O vice-presidente da
bancada parlamentar do PSD justificou a recusa da formulação no projecto comum
com o facto de “existirem matérias que estão para além da ideologia
político-partidária, sendo da consciência de cada um”, acrescentando que o PSD
desde 1980 “dá liberdade aos deputados em matéria de aborto e não pode através
da Constituição delimitar as consciências individuais”.
Se existem matérias
que estão para além da ideologia político-partidária – será que a obrigação de
pagar impostos também está? – isso significa que as categorias políticas e
partidárias não têm competência nem meios para ajuizar sobre tais matérias – o
início da vida humana – o que quer dizer que não pode mais do que ter dúvidas
sobre o assunto. Nesses casos, manda a lógica e a ética que não se legisle sobre
aquilo que não se sabe nem se tem capacidade para saber.

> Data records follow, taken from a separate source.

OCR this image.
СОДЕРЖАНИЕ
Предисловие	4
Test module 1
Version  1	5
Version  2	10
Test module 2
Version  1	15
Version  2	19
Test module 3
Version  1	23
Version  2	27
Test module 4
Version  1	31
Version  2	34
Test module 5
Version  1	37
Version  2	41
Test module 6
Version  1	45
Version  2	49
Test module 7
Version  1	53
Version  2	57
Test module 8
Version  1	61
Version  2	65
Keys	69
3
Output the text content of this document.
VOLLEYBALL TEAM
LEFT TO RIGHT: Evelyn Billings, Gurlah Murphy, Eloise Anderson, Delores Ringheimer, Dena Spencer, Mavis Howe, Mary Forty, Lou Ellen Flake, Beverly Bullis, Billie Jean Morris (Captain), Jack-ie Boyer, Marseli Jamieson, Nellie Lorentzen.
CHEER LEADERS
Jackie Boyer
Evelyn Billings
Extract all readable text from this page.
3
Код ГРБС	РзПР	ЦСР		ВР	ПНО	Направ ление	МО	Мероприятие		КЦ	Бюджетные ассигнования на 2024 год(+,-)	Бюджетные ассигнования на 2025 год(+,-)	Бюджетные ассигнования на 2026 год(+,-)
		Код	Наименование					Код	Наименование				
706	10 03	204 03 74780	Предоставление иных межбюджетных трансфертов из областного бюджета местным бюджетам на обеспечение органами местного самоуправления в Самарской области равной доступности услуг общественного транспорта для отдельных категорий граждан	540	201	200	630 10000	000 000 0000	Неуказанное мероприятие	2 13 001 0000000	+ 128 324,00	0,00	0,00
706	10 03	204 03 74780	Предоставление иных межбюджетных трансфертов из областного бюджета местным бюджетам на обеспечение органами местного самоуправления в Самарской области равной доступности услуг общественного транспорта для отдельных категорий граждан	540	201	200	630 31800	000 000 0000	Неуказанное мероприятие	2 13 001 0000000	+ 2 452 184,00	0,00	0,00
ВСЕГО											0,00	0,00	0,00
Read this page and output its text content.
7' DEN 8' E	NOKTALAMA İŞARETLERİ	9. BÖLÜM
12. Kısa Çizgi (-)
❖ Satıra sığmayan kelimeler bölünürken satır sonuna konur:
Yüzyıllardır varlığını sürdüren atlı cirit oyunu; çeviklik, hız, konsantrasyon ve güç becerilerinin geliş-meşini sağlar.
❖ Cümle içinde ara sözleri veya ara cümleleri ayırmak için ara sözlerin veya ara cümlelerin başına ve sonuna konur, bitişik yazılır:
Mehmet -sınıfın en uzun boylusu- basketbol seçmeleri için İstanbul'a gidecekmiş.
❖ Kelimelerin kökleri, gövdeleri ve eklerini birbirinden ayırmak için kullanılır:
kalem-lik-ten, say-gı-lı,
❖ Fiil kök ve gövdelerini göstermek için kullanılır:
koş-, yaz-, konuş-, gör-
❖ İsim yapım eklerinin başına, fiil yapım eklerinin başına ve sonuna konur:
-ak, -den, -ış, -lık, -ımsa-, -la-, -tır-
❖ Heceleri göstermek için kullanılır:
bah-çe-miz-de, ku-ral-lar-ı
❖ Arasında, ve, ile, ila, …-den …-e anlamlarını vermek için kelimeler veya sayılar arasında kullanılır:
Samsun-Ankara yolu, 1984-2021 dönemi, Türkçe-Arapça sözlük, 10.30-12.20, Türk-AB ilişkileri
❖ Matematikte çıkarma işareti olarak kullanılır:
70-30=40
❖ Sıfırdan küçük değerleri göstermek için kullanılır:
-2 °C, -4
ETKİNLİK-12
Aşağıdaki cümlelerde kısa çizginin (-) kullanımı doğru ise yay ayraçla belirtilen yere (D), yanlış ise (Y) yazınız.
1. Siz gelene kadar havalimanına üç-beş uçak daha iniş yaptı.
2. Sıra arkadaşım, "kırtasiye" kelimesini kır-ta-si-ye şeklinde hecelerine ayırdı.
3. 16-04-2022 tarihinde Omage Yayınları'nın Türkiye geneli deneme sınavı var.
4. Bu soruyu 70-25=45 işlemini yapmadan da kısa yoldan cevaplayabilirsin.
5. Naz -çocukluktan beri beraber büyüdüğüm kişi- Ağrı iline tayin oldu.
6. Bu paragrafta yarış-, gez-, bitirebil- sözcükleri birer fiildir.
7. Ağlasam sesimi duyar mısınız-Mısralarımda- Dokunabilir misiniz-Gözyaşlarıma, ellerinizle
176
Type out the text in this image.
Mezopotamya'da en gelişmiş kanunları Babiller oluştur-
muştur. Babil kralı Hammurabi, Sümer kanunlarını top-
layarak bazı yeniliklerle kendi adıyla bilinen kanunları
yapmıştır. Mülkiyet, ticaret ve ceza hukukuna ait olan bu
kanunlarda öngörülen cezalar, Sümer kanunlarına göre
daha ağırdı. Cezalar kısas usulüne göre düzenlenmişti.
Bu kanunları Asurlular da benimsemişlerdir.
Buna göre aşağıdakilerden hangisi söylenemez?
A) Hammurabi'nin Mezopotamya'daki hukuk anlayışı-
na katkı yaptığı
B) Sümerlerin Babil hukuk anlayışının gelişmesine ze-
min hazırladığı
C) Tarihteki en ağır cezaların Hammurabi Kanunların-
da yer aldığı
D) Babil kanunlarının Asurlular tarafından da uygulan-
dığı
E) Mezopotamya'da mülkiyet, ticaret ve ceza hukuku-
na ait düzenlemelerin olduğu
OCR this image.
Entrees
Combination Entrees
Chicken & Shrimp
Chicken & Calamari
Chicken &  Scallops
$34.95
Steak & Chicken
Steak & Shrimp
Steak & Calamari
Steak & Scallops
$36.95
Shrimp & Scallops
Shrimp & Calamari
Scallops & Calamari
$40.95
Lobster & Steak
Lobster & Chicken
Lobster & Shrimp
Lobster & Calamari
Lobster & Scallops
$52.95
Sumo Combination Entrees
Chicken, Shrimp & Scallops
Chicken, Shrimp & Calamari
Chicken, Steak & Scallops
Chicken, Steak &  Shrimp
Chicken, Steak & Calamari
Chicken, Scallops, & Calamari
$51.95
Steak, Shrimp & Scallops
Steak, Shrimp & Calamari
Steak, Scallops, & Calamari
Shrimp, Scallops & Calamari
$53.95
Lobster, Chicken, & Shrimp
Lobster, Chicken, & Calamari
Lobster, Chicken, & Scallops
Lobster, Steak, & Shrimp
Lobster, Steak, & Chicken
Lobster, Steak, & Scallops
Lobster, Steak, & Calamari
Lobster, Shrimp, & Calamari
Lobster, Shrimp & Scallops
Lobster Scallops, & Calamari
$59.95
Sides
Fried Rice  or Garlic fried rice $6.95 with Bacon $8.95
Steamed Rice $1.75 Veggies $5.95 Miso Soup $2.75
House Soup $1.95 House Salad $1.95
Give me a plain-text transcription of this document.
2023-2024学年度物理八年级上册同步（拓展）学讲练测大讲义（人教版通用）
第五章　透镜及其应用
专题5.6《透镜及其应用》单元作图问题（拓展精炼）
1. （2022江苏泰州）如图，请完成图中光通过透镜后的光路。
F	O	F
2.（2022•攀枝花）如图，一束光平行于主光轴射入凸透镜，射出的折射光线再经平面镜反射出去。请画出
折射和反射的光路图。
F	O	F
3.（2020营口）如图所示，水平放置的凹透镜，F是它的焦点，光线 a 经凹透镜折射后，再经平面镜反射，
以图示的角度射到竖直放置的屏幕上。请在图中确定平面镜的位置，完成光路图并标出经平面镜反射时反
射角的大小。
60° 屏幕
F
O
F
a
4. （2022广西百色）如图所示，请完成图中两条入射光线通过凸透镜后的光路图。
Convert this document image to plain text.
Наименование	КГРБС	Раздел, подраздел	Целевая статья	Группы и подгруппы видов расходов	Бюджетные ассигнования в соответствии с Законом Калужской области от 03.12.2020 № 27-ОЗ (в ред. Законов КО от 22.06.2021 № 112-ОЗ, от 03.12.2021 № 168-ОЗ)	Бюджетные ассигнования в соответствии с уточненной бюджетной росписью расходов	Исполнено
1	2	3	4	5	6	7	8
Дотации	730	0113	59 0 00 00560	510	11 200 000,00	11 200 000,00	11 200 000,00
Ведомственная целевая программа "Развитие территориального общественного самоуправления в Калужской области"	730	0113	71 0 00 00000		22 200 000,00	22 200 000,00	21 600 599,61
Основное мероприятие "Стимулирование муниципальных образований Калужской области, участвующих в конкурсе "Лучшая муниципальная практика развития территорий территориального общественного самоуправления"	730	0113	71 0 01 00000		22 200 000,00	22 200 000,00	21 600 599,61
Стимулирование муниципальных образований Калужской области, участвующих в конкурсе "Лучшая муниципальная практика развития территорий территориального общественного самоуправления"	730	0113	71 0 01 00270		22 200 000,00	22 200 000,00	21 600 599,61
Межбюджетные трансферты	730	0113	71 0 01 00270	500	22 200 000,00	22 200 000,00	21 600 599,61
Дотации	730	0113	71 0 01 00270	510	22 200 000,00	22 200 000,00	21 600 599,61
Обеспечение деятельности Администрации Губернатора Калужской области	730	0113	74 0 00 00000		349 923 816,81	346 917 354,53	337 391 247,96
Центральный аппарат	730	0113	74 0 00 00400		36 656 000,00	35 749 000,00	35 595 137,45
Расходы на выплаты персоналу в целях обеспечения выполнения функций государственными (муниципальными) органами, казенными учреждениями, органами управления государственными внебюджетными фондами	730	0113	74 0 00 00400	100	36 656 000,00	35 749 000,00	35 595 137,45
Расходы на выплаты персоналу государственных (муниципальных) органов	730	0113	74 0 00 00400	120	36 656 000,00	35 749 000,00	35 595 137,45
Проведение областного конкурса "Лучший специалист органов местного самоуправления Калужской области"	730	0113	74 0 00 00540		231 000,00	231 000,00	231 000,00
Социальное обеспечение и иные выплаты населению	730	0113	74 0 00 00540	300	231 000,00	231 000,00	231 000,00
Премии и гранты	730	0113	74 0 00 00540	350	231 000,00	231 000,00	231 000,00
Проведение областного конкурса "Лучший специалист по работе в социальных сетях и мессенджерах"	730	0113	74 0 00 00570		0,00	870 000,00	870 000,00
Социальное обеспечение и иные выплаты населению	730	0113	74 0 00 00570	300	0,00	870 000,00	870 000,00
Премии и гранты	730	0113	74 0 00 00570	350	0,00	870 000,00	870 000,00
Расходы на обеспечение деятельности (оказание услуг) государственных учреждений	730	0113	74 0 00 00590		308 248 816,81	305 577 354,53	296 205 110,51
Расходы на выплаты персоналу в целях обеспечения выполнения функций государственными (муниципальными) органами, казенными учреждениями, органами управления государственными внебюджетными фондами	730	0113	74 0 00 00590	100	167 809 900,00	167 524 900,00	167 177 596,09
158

Na dúvida não se actua.
In dubio pro reo. E
neste caso o réu até é inocente.
Ainda assim, o deputado popular Diogo Feio
considerou que “a solução encontrada satisfaz os interesses dos dois partidos”,
palavras que não deixam de ser sugestivas: “os interesses dos dois partidos”.
De facto, apesar de
alguns elementos do PSD terem impedido a formulação que explicitava a protecção
da vida humana desde a concepção, passou a constar do projecto uma proposta
sobre a “protecção da vida”, o que é tido por alguns observadores como um bom
resultado.
Remetida que foi a
responsabilidade dos deputados, em matéria de aborto, para a sua consciência
individual, a consequência lógica de tal atitude será obrigar os candidatos
eleitorais a definirem-se em matéria de aborto, de direito e início da vida
humana. Tais candidatos – de todos os partidos – hão-de ser questionados e
confrontados com a sua consciência individual para não comermos mais gato por
lebre.
Deverá assistir-nos
o mérito e a obrigação – mais do que o direito – de saber como pensa e como faz
cada um dos candidatos, nesta matéria. Trata-se de saber como é que a
consciência individual dos deputados vai legislar e actuar no que não é
individual. Esse trabalho capilar te que ser feito. A começar já nas europeias.
Porque não o fazer é
um crime.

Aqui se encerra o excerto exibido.